Organico2 flauti, oboe, corno inglese, 3 clarinetti, 2 clarinetti bassi, 2 fagotti, 2 corni, tromba, trombone, timpani, tamburo, tamburello basco, triangolo, nacchere, primi violini, secondi violini, viole, violoncelli, contrabbassi, pianoforte solista
Movimenti
  1. Sinfonia: Lento, grave - Allegro molto vivace
  2. Minuetto: Allegretto ben moderato e grazioso
  3. Capriccio: Allegro vivacissimo ed impetuoso
  4. Pastorale: Andantino dolcemente mosso
  5. Finale: Lento molto e grave - Presto vivacissimo

La Scarlattiana per pianoforte e piccola orchestra, op. 44 è una composizione di Alfredo Casella del 1926.

Storia della composizione[modifica | modifica wikitesto]

Due dei maggiori compositori italiani del Novecento, Ottorino Respighi e Alfredo Casella, hanno avuto in comune il fatto di essere stati allievi di Giuseppe Martucci, compositore, pianista e direttore d’orchestra, la cui intensa e proficua attività ha fatto del maestro di Capua uno dei rappresentanti più eminenti della generazione di musicisti a cui spetta il merito di aver realizzato un “ponte di collegamento” tra la allora segregata tradizione strumentale italiana con la cultura del romanticismo europeo[1]. Alfredo Casella era un ragazzo di soli tredici anni, quando nel 1896 Martucci consigliò alla madre del giovanissimo musicista di farlo trasferire a Parigi, la città ritenuta dal suo maestro come la più adatta per proseguire gli studi musicali. Tale consiglio acquista maggior valore qualora si consideri il legame di Martucci con la tradizione romantica tedesca[2]; durante il periodo di attività a Bologna fu, non a caso, il primo a dirigere in Italia il Tristano e Isotta di Richard Wagner (1888) e la Terza Sinfonia di Johannes Brahms (1890)[1]. Ciononostante, Martucci vide nella Francia più che nella Germania il centro del rinnovamento musicale in Europa; e vide giusto[2].

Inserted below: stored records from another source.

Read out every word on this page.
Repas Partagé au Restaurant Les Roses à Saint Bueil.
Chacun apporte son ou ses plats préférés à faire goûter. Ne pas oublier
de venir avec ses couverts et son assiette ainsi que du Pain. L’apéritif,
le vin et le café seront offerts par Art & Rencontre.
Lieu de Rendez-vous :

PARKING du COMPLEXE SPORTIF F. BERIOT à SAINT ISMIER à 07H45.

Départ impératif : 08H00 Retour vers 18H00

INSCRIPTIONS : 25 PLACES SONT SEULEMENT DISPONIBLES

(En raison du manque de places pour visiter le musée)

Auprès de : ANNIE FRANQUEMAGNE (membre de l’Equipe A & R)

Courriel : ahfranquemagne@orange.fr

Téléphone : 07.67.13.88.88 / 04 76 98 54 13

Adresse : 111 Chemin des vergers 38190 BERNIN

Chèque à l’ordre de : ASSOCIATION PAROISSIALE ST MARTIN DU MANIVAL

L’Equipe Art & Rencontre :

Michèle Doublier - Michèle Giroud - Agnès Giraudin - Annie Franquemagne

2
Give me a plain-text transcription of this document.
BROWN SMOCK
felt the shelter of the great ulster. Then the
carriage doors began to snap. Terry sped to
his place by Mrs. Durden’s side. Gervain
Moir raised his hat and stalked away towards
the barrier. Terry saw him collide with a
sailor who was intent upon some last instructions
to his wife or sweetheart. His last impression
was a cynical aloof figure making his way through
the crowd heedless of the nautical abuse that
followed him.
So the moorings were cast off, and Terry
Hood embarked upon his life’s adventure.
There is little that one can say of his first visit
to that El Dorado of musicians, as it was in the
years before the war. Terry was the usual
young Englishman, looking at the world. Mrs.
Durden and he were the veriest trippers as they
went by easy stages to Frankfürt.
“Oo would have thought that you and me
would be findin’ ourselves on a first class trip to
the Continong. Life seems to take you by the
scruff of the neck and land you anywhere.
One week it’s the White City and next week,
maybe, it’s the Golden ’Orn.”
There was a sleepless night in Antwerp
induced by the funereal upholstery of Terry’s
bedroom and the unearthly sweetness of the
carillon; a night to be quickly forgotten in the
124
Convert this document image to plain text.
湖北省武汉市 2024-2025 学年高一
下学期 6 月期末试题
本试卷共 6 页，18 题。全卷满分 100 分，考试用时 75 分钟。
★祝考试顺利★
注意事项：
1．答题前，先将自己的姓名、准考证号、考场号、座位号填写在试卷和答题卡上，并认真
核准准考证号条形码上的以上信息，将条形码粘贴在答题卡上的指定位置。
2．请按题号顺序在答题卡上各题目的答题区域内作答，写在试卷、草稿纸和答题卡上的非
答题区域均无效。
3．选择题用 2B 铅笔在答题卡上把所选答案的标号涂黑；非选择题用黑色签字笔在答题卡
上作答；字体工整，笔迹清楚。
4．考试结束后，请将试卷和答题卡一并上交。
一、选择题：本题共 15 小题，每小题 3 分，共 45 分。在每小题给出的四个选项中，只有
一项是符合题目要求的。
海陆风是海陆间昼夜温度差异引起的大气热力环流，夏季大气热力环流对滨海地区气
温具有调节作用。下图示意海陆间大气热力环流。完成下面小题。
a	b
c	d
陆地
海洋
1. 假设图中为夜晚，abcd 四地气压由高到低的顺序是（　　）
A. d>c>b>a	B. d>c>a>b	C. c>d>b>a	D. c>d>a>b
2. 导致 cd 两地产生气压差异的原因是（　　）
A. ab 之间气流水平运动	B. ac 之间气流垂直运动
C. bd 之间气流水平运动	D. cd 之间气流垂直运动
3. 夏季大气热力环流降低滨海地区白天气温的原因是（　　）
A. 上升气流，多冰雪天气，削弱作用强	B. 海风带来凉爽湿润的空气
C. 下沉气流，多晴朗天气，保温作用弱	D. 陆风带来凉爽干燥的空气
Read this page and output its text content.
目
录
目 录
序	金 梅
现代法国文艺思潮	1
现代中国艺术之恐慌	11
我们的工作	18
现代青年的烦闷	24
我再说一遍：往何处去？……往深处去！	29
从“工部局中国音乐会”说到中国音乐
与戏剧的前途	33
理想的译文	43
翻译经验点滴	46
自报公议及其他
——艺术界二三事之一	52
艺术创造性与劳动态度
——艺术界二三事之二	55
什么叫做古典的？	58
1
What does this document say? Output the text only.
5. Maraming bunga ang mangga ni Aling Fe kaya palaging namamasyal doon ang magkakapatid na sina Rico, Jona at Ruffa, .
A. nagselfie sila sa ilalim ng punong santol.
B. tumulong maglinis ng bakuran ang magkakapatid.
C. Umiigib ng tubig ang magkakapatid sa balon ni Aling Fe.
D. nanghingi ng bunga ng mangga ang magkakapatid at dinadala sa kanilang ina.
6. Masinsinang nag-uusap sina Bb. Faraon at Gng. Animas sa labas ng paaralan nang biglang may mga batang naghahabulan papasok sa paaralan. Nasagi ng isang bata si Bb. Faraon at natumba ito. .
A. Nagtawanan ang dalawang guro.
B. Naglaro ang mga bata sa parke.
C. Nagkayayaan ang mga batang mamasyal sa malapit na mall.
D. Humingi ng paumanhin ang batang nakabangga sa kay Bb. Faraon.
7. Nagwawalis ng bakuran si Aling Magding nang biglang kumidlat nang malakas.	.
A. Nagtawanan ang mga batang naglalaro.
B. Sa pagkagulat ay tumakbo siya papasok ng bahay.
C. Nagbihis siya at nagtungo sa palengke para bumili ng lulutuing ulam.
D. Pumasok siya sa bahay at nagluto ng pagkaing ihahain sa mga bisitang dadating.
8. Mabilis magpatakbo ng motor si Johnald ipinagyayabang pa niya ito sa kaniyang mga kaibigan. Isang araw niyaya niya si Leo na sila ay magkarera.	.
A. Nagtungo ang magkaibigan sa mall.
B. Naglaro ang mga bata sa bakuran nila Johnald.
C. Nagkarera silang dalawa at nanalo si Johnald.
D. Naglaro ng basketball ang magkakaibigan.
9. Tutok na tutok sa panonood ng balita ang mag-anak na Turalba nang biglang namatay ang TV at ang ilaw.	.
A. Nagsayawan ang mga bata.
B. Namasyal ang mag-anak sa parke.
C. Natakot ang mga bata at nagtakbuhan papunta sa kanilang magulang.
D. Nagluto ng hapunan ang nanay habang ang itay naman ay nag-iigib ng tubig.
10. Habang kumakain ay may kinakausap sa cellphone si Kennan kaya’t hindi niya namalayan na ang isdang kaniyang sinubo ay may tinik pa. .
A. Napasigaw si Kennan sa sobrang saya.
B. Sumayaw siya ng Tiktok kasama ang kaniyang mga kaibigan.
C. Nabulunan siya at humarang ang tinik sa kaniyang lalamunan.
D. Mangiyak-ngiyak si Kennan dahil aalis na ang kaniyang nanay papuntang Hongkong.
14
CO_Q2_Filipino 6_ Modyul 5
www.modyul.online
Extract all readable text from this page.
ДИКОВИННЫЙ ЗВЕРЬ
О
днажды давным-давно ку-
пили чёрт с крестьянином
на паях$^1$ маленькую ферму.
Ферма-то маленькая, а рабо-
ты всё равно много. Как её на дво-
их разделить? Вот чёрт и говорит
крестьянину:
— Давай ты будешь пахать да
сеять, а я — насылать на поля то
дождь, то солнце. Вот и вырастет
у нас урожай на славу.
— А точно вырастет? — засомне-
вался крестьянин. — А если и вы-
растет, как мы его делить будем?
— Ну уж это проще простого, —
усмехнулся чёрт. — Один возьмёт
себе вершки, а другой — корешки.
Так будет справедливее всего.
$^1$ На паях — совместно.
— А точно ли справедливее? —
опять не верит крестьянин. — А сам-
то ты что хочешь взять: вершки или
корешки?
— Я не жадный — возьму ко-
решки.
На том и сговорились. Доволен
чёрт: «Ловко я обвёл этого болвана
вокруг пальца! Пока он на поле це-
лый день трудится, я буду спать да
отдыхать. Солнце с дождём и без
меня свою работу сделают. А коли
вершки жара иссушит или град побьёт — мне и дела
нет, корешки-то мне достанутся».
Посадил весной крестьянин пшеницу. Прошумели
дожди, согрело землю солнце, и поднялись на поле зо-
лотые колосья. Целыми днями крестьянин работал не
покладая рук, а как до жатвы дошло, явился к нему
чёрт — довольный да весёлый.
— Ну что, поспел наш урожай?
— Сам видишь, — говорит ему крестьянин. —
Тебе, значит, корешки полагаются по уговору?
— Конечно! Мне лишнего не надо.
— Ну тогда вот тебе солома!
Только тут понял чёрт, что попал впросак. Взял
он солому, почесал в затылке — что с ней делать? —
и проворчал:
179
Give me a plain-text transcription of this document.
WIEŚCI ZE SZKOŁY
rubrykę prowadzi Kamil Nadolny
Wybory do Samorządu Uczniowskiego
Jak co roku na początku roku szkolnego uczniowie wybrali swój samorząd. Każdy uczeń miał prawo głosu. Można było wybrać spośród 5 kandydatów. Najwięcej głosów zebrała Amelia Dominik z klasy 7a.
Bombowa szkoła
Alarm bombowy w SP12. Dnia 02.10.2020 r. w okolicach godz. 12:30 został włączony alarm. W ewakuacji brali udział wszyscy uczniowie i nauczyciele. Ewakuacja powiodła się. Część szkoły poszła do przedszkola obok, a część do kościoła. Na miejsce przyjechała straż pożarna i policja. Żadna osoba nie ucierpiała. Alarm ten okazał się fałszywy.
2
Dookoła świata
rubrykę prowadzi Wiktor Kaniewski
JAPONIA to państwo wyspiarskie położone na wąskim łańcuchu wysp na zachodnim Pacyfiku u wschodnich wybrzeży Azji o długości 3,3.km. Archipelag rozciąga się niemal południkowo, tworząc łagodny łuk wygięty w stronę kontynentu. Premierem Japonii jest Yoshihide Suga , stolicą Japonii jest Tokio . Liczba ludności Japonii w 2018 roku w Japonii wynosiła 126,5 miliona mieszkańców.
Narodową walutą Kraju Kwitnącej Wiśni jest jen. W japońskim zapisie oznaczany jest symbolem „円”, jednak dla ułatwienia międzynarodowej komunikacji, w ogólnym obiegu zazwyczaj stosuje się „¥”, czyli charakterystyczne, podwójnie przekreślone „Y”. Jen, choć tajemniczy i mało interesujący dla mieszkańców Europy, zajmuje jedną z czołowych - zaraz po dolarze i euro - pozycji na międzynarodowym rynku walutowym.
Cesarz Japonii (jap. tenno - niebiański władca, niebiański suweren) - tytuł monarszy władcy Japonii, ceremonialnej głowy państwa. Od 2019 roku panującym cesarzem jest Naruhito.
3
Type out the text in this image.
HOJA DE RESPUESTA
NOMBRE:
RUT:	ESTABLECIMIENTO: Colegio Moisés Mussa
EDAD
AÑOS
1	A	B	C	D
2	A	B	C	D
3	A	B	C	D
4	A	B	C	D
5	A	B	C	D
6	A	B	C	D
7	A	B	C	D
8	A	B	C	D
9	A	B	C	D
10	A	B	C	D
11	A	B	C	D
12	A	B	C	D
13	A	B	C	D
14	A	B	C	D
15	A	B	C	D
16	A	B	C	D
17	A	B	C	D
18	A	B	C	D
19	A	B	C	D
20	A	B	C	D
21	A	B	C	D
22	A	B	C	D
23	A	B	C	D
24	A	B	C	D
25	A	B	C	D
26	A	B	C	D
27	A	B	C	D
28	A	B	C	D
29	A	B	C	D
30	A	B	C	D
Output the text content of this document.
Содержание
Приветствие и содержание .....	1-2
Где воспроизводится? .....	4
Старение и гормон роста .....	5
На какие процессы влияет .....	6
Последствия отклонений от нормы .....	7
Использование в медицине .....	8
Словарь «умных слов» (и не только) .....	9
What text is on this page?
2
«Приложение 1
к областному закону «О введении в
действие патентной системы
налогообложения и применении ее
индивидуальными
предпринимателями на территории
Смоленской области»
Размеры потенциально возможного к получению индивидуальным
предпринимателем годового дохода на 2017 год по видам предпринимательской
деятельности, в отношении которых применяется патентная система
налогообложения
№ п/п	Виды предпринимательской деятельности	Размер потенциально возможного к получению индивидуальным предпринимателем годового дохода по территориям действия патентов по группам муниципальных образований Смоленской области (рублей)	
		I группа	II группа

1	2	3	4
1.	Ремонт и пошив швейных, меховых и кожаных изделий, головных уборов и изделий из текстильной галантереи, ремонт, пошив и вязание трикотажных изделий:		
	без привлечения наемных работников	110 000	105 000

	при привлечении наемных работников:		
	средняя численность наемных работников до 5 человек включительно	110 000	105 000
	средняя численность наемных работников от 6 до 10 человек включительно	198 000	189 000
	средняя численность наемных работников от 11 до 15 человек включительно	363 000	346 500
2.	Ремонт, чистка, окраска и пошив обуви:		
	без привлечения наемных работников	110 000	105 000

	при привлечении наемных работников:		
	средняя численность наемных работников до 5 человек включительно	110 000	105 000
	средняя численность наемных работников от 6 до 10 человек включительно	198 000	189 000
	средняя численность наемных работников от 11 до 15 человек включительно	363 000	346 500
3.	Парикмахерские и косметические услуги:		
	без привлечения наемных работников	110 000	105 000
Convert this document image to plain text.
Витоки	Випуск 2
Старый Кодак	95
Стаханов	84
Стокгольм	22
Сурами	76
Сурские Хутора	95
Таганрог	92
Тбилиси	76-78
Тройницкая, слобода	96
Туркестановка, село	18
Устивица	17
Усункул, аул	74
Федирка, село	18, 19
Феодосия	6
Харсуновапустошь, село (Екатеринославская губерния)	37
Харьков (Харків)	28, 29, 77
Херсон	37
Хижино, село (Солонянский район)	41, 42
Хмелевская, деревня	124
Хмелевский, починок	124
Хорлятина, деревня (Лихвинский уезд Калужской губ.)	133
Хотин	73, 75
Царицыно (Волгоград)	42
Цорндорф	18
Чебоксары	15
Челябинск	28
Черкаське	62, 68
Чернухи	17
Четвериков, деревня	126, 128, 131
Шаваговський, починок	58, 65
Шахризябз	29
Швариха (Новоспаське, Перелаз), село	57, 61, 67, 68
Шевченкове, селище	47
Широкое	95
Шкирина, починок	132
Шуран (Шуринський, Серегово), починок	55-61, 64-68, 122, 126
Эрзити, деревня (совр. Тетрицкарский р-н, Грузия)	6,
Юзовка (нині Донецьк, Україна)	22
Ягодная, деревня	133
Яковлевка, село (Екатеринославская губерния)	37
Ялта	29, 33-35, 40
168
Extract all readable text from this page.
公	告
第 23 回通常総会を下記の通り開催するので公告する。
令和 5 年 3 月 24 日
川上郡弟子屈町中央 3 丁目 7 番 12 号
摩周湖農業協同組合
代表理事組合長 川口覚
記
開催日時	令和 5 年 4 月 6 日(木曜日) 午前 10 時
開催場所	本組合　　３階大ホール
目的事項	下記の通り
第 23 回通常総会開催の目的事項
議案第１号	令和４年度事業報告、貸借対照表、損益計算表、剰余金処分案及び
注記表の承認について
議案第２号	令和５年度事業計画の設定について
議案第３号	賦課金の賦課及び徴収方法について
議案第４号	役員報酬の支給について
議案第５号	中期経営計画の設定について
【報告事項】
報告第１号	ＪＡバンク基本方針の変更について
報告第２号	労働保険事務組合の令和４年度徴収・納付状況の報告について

A Parigi Casella divenne allievo di Gabriel Fauré per la composizione ed ebbe contatti con alcune delle maggiori personalità del mondo musicale, tra cui Gustav Mahler, Arnold Schönberg, Maurice Ravel, Béla Bartók e Igor Stravinskij. Diede presto inizio all’attività concertistica come solista al pianoforte (Casella conosceva a memoria numerose sonate di Beethoven), oltre che accompagnatore in una serie di tournée[3].. L’esperienza fruttuosa trascorsa nella capitale francese portò Casella ad approfondire anche la conoscenza dell’arte di Claude Debussy; tuttavia fece grande amicizia soprattutto con Ravel verso il quale lo legava un sentimento di genuina simpatia e ammirazione, tanto per l’uomo quanto per la sua arte sobria ed essenziale. Ciò malgrado, il giovanissimo compositore torinese durante il soggiorno parigino conservò comunque l’attenzione per le figure di compositori da lui prediletti durante l’infanzia, quali Johann Sebastian Bach, Mozart, Beethoven e Wagner, ma soprattutto Domenico Scarlatti[2].

L’ammirazione di Casella per il grande clavicembalista napoletano si rivela appieno nella Scarlattiana, composizione terminata nel 1926 per un complesso formato da pianoforte solista e piccola orchestra, che ancora ai nostri giorni rimane una delle opere più popolari ed eseguite del suo autore, dove egli manifesta il suo talento nella musica strumentale giungendo a una scrittura essenziale, moderna e razionale[4].

Struttura della composizione[modifica | modifica wikitesto]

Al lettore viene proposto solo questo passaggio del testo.